持続可能な社会づくりの取り組み「SDGs」について考える「つなごう沖縄」。太平洋戦争末期の沖縄戦から今年で79年。平和について改めて学ぶ学習会をご紹介していく。

1945年。沖縄では、住民を巻き込む激しい地上戦が行われ、軍人と民間人、あわせて20万人あまりが犠牲となった。県平和祈念資料館では、おびただしい犠牲を出した沖縄戦の実相を伝える平和学習が行われている。

▽棚原和宏さん
「1日でも長く米軍を(本土を攻撃する前に)沖縄に留めおきたい。そうしている間に次の戦争の準備をする。これが沖縄戦」

真剣にメモを取り、講和に耳を傾けるのは皆、大人ばかり。これは大人を対象とした平和学習だ。

▽棚原和宏さん
「子どもたちは平和教育学ぶ機会があるが、大人が学ばないといけない。」
「最初は当時の学芸班 班長が ”大人世代にもやるべき” ということで始まって、
去年から学芸班の職員みんなでやってます」

今年で5年目になる「大人の」平和学習。戦争経験者が少なくなっている今、大人世代が平和を改めて学んで、継承していかなくてはならないと、行われている。
社会へ出ると、平和について学ぶ機会が減ってしまうからだ。

スライドショーを使った講話のあと、常設展示室の解説を聞きながら見学するトータル2時間の平和学習。2025年の2月まで毎月1回行われ、参加は無料だという。沖縄戦だけではなく、当時の世界情勢などから学んでいく。

▽棚原和宏さん
「戦争はすぐには起こらない。長い準備期間と、歴史と時代背景がある。150年さかのぼる。当時の世界は帝国主義という考え方です」


欧米列強からの解放をうたい、日本がアジア各地を侵略・進出し、一国の独立を奪っていった時代。アジア各地が戦場となった先に、沖縄戦があった。

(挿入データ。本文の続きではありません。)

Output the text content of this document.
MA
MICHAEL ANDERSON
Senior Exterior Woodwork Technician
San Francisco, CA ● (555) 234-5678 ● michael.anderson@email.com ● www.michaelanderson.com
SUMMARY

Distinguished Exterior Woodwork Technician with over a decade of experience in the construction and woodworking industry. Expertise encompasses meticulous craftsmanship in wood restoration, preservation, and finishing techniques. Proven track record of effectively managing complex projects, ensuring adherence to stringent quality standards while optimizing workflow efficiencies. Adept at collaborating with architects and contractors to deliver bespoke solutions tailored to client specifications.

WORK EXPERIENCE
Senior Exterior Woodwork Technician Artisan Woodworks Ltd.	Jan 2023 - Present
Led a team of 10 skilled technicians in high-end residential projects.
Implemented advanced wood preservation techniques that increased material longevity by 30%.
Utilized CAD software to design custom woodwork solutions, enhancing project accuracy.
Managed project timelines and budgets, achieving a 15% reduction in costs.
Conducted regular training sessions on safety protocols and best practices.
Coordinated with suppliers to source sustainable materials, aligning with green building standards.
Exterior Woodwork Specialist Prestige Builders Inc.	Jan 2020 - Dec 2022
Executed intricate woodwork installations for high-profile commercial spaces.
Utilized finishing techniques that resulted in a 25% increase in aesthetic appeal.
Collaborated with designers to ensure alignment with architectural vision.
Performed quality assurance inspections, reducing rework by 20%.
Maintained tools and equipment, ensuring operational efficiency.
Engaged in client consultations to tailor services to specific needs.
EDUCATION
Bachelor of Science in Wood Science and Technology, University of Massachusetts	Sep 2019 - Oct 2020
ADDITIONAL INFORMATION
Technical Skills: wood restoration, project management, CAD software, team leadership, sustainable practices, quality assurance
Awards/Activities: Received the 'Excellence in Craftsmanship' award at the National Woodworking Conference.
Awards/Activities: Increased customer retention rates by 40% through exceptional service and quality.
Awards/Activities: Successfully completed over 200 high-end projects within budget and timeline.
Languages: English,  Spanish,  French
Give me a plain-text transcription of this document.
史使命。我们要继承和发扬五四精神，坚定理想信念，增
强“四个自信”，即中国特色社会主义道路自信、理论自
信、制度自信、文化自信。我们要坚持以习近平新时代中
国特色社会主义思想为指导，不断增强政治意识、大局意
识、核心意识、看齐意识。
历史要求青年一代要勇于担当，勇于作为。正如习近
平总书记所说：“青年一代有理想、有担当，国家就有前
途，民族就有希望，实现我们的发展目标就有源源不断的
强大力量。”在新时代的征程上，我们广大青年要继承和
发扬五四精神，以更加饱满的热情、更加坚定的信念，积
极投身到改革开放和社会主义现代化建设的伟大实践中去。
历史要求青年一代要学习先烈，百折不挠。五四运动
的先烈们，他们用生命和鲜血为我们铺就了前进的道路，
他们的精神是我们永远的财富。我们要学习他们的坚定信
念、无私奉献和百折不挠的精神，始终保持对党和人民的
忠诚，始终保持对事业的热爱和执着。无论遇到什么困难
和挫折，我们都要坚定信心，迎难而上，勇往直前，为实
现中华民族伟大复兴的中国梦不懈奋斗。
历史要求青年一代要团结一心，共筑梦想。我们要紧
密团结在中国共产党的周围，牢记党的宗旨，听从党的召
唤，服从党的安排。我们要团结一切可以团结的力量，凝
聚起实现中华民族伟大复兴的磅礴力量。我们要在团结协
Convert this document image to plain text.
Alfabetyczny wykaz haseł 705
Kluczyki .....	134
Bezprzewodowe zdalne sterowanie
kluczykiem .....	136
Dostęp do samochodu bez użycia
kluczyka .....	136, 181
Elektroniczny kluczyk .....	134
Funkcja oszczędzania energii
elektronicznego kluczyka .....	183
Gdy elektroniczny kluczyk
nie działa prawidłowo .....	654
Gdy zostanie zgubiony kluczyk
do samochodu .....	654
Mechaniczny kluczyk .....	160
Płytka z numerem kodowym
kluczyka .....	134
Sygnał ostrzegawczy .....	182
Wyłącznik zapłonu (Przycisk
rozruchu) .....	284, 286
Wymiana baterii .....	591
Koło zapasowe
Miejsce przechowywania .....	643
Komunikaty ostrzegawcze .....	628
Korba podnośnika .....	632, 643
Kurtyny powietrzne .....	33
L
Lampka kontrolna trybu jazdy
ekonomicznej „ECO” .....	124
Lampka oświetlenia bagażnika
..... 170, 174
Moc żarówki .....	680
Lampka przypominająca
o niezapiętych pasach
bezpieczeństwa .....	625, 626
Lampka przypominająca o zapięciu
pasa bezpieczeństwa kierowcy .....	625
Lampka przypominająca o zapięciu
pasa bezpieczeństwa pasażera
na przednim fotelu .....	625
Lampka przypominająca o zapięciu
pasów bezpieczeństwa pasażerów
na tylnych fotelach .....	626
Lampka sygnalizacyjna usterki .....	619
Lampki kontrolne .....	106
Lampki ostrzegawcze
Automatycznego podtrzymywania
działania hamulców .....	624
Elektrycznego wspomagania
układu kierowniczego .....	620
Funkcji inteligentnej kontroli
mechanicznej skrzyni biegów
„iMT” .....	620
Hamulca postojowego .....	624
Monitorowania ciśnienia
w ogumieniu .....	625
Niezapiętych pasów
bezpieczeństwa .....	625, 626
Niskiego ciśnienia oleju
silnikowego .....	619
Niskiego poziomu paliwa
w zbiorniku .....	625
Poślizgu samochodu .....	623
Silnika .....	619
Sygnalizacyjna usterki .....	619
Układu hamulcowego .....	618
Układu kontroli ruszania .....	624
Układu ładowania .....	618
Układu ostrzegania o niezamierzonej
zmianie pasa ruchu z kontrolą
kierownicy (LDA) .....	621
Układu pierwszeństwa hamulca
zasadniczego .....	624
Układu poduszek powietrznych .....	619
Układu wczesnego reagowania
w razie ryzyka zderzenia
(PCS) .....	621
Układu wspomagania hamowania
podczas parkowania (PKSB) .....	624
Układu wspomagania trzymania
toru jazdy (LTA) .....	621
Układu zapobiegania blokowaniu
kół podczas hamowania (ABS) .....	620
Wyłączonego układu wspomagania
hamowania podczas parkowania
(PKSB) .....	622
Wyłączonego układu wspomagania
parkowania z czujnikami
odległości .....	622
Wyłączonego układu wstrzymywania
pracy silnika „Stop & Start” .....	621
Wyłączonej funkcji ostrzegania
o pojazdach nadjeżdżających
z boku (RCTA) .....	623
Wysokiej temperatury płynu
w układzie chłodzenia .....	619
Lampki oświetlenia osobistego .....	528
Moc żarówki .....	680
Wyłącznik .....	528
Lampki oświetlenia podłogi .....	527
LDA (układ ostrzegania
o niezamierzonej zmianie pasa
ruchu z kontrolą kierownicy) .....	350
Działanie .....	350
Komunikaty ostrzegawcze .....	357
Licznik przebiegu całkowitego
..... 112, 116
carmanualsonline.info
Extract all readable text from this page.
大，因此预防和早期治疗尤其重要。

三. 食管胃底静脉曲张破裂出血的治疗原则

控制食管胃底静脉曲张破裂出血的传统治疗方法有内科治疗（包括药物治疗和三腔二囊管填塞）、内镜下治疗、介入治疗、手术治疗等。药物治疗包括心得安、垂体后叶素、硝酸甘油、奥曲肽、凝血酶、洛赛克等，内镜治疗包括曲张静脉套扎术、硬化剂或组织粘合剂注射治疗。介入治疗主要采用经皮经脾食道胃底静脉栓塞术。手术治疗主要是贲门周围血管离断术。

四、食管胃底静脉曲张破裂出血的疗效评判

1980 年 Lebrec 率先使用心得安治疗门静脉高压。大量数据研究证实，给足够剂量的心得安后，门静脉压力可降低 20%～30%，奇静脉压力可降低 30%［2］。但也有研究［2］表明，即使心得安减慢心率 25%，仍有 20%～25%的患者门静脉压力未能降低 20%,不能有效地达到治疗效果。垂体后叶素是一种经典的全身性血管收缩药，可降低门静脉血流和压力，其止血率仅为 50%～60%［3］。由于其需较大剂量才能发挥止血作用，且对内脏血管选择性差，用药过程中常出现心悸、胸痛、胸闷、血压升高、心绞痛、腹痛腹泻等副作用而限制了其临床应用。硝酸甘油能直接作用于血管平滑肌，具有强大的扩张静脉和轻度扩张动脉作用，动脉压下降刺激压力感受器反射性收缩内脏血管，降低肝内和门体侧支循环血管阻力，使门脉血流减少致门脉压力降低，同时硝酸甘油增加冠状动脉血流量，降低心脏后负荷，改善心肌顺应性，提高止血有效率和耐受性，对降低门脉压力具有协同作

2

常設展示室には、沖縄戦で使用された実物のヘルメットや砲弾などが展示され、自然の地形を利用した壕、<ガマ>を再現したエリアでは、戦争体験者から伝え聞いた証言を交えて解説していく。

▽棚原和宏さん
「日本兵が後ろで監視しているんですけど。「赤ちゃんを泣かすな」というのが
親への圧力になって、あるお母さんは自分で赤ちゃんを胸に押し当てて窒息死させた。「ごめんね、お母さんも後でいくからね」と言って、真っ暗なガマに埋めた」



「人が人でなくなる。これが戦争なんです」

▽棚原和宏さん
「戦争を知らない世代がさらに下の世代に伝えている。まずは自分たちが知ることから始めてほしいと思います」

平和学習の参加者たちはー

「伝える側として自分が活動できないかと、沖縄戦を学び、子どもたちや県外からくる方に伝えていきたい」
「中学校の図書館で働いているんですけど、そこで展示を行うので、今も世界では戦争が行われているので、戦争が身近なことを感じられるような展示にしたい」

大人が平和について学ぶこの学習プログラムは、世界の平和を目指すSDGsの目標に繋がっている。

▽棚原和宏さん
「平和に対するアプローチはいろいろあると思うので、自分が思う ”平和” を主体的に考えてほしいと思います」

「大人のための平和学習」は当然大人向けの内容になっているが、 相談があれば子どもの参加も受け入れている。「入門編」として基本的な歴史を幅広く教えていて、教師などの参加も多いという。入場料・受講料も無料だ。改めて平和について学ぶ機会として活用してほしい。